O apresentador destaca ainda que, além das crianças, a edição é a responsável pelo sucesso do Casulo de Ideias. “As editoras de vídeo Wanessa Costa e Dayenn Bennett dão vida às ideias das crianças por meio de animações que tornam o bate-papo ainda mais engraçado”, detalha. A produtora do programa acrescenta: “é um quadro que necessita de animação, feita de forma mais lúdica, para que as crianças possam entender e se divertir com a tradução literal da fala, trazendo em forma de imagem o universo infantil”.
Faz de conta
A coordenadora pedagógica do Departamento de Educação Infantil do Centro de Ensino e Pesquisa Aplicada a Educação (DEI/Cepae/ UFG), Ana Rogéria Aguiar, destaca a importância do faz de conta nessa faixa etária escolhida para o Casulo de Ideias. “As atividades de faz de conta possibilitam a interpretação de papéis e a elaboração que a criança faz sobre a realidade”, explica.
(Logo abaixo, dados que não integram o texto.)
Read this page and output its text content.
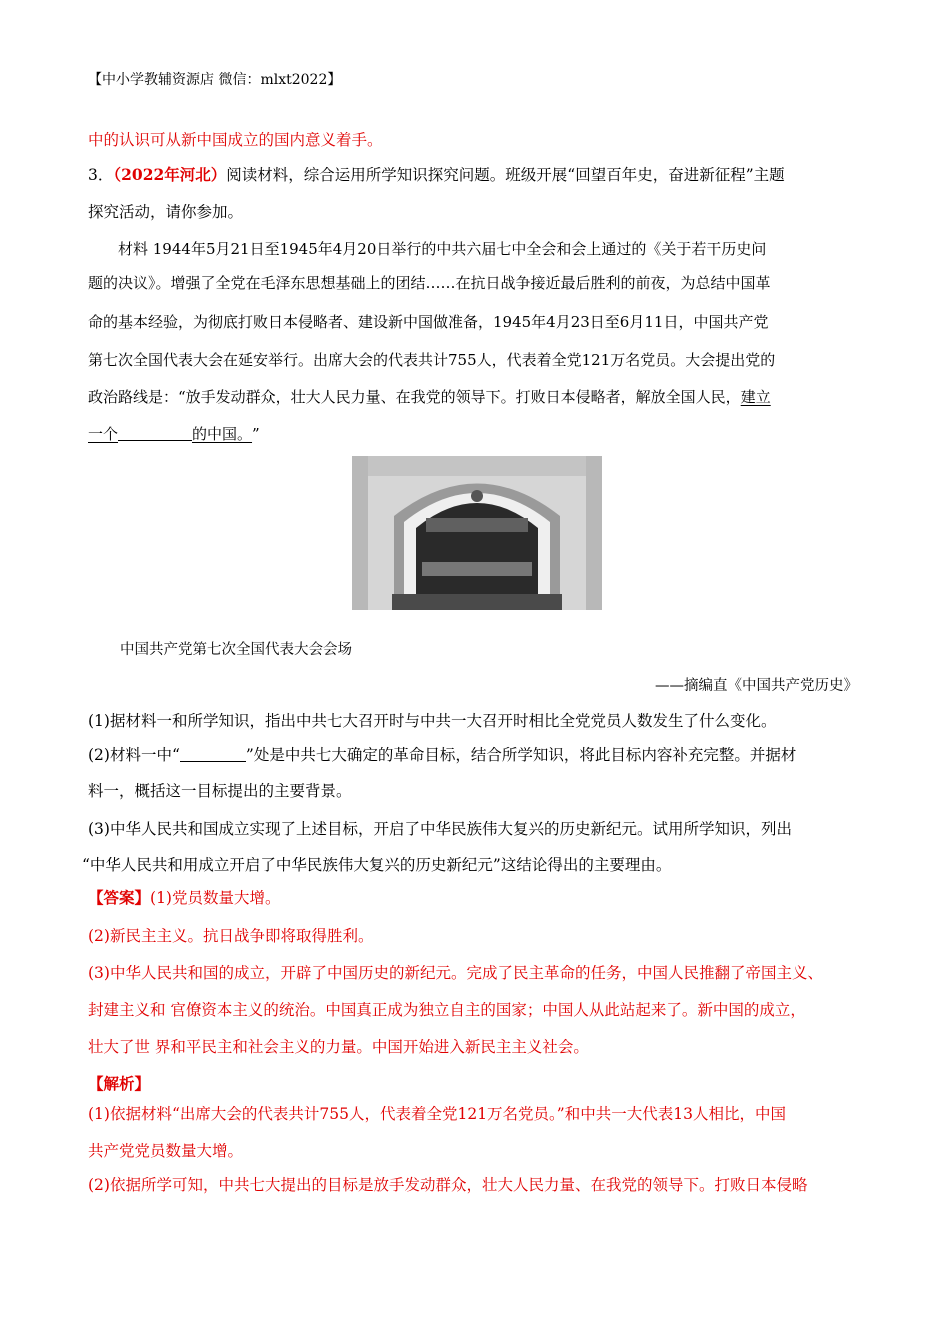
【中小学教辅资源店 微信：mlxt2022】
中的认识可从新中国成立的国内意义着手。
3．（2022年河北）阅读材料，综合运用所学知识探究问题。班级开展“回望百年史，奋进新征程”主题
探究活动，请你参加。
材料 1944年5月21日至1945年4月20日举行的中共六届七中全会和会上通过的《关于若干历史问
题的决议》。增强了全党在毛泽东思想基础上的团结……在抗日战争接近最后胜利的前夜，为总结中国革
命的基本经验，为彻底打败日本侵略者、建设新中国做准备，1945年4月23日至6月11日，中国共产党
第七次全国代表大会在延安举行。出席大会的代表共计755人，代表着全党121万名党员。大会提出党的
政治路线是：“放手发动群众，壮大人民力量、在我党的领导下。打败日本侵略者，解放全国人民，建立
一个	的中国。”
中国共产党第七次全国代表大会会场
——摘编直《中国共产党历史》
(1)据材料一和所学知识，指出中共七大召开时与中共一大召开时相比全党党员人数发生了什么变化。
(2)材料一中“	”处是中共七大确定的革命目标，结合所学知识，将此目标内容补充完整。并据材
料一，概括这一目标提出的主要背景。
(3)中华人民共和国成立实现了上述目标，开启了中华民族伟大复兴的历史新纪元。试用所学知识，列出
“中华人民共和用成立开启了中华民族伟大复兴的历史新纪元”这结论得出的主要理由。
【答案】(1)党员数量大增。
(2)新民主主义。抗日战争即将取得胜利。
(3)中华人民共和国的成立，开辟了中国历史的新纪元。完成了民主革命的任务，中国人民推翻了帝国主义、
封建主义和 官僚资本主义的统治。中国真正成为独立自主的国家；中国人从此站起来了。新中国的成立，
壮大了世 界和平民主和社会主义的力量。中国开始进入新民主主义社会。
【解析】
(1)依据材料“出席大会的代表共计755人，代表着全党121万名党员。”和中共一大代表13人相比，中国
共产党党员数量大增。
(2)依据所学可知，中共七大提出的目标是放手发动群众，壮大人民力量、在我党的领导下。打败日本侵略
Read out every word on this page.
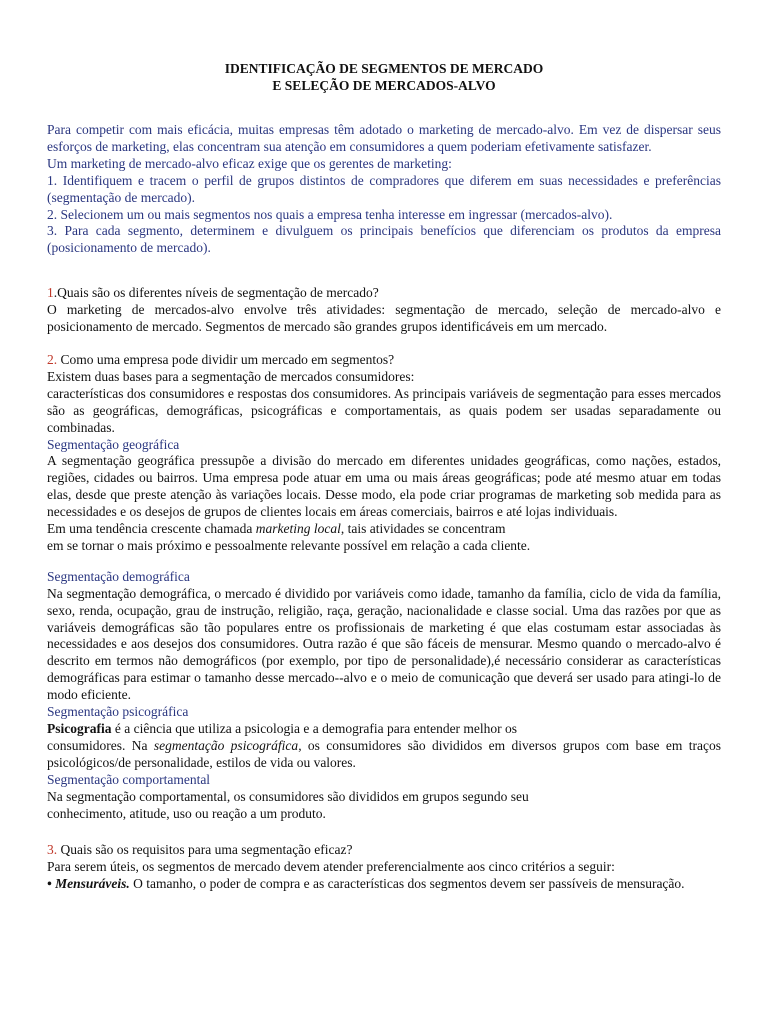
IDENTIFICAÇÃO DE SEGMENTOS DE MERCADO
E SELEÇÃO DE MERCADOS-ALVO

Para competir com mais eficácia, muitas empresas têm adotado o marketing de mercado-alvo. Em vez de dispersar seus esforços de marketing, elas concentram sua atenção em consumidores a quem poderiam efetivamente satisfazer.

Um marketing de mercado-alvo eficaz exige que os gerentes de marketing:

1. Identifiquem e tracem o perfil de grupos distintos de compradores que diferem em suas necessidades e preferências (segmentação de mercado).

2. Selecionem um ou mais segmentos nos quais a empresa tenha interesse em ingressar (mercados-alvo).

3. Para cada segmento, determinem e divulguem os principais benefícios que diferenciam os produtos da empresa (posicionamento de mercado).

1.Quais são os diferentes níveis de segmentação de mercado?

O marketing de mercados-alvo envolve três atividades: segmentação de mercado, seleção de mercado-alvo e posicionamento de mercado. Segmentos de mercado são grandes grupos identificáveis em um mercado.

2. Como uma empresa pode dividir um mercado em segmentos?

Existem duas bases para a segmentação de mercados consumidores:

características dos consumidores e respostas dos consumidores. As principais variáveis de segmentação para esses mercados são as geográficas, demográficas, psicográficas e comportamentais, as quais podem ser usadas separadamente ou combinadas.

Segmentação geográfica

A segmentação geográfica pressupõe a divisão do mercado em diferentes unidades geográficas, como nações, estados, regiões, cidades ou bairros. Uma empresa pode atuar em uma ou mais áreas geográficas; pode até mesmo atuar em todas elas, desde que preste atenção às variações locais. Desse modo, ela pode criar programas de marketing sob medida para as necessidades e os desejos de grupos de clientes locais em áreas comerciais, bairros e até lojas individuais.

Em uma tendência crescente chamada marketing local, tais atividades se concentram

em se tornar o mais próximo e pessoalmente relevante possível em relação a cada cliente.

Segmentação demográfica

Na segmentação demográfica, o mercado é dividido por variáveis como idade, tamanho da família, ciclo de vida da família, sexo, renda, ocupação, grau de instrução, religião, raça, geração, nacionalidade e classe social. Uma das razões por que as variáveis demográficas são tão populares entre os profissionais de marketing é que elas costumam estar associadas às necessidades e aos desejos dos consumidores. Outra razão é que são fáceis de mensurar. Mesmo quando o mercado-alvo é descrito em termos não demográficos (por exemplo, por tipo de personalidade),é necessário considerar as características demográficas para estimar o tamanho desse mercado--alvo e o meio de comunicação que deverá ser usado para atingi-lo de modo eficiente.

Segmentação psicográfica

Psicografia é a ciência que utiliza a psicologia e a demografia para entender melhor os

consumidores. Na segmentação psicográfica, os consumidores são divididos em diversos grupos com base em traços psicológicos/de personalidade, estilos de vida ou valores.

Segmentação comportamental

Na segmentação comportamental, os consumidores são divididos em grupos segundo seu

conhecimento, atitude, uso ou reação a um produto.

3. Quais são os requisitos para uma segmentação eficaz?

Para serem úteis, os segmentos de mercado devem atender preferencialmente aos cinco critérios a seguir:

• Mensuráveis. O tamanho, o poder de compra e as características dos segmentos devem ser passíveis de mensuração.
Segundo a pedagoga, por meio destas atividades a criança aprende a resolver conflitos do cotidiano e, ao mesmo tempo, planeja e organiza ações utilizando instrumentos mediadores. “Na perspectiva pedagógica consideramos fundamental o faz de conta, que se diferencia da fantasia. O imaginário infantil é repleto de elementos que se constituem a partir da relação da criança”, completa. Ana Rogéria concorda com o apresentador do Casulo sobre termos muito a aprender com as crianças. “Vejam o mundo com os olhos das crianças”, aconselha. Sobre a melhor forma de atingir o público infantil, a pedagoga afirma que a produção do programa acerta ao pensar em algo atrativo e destaca que a linguagem utilizada é fundamental. “Sem ‘infantilizar e sem adultizar’. Para atingir esse público é preciso lembrar sempre que o sujeito é uma criança, real e concreta”.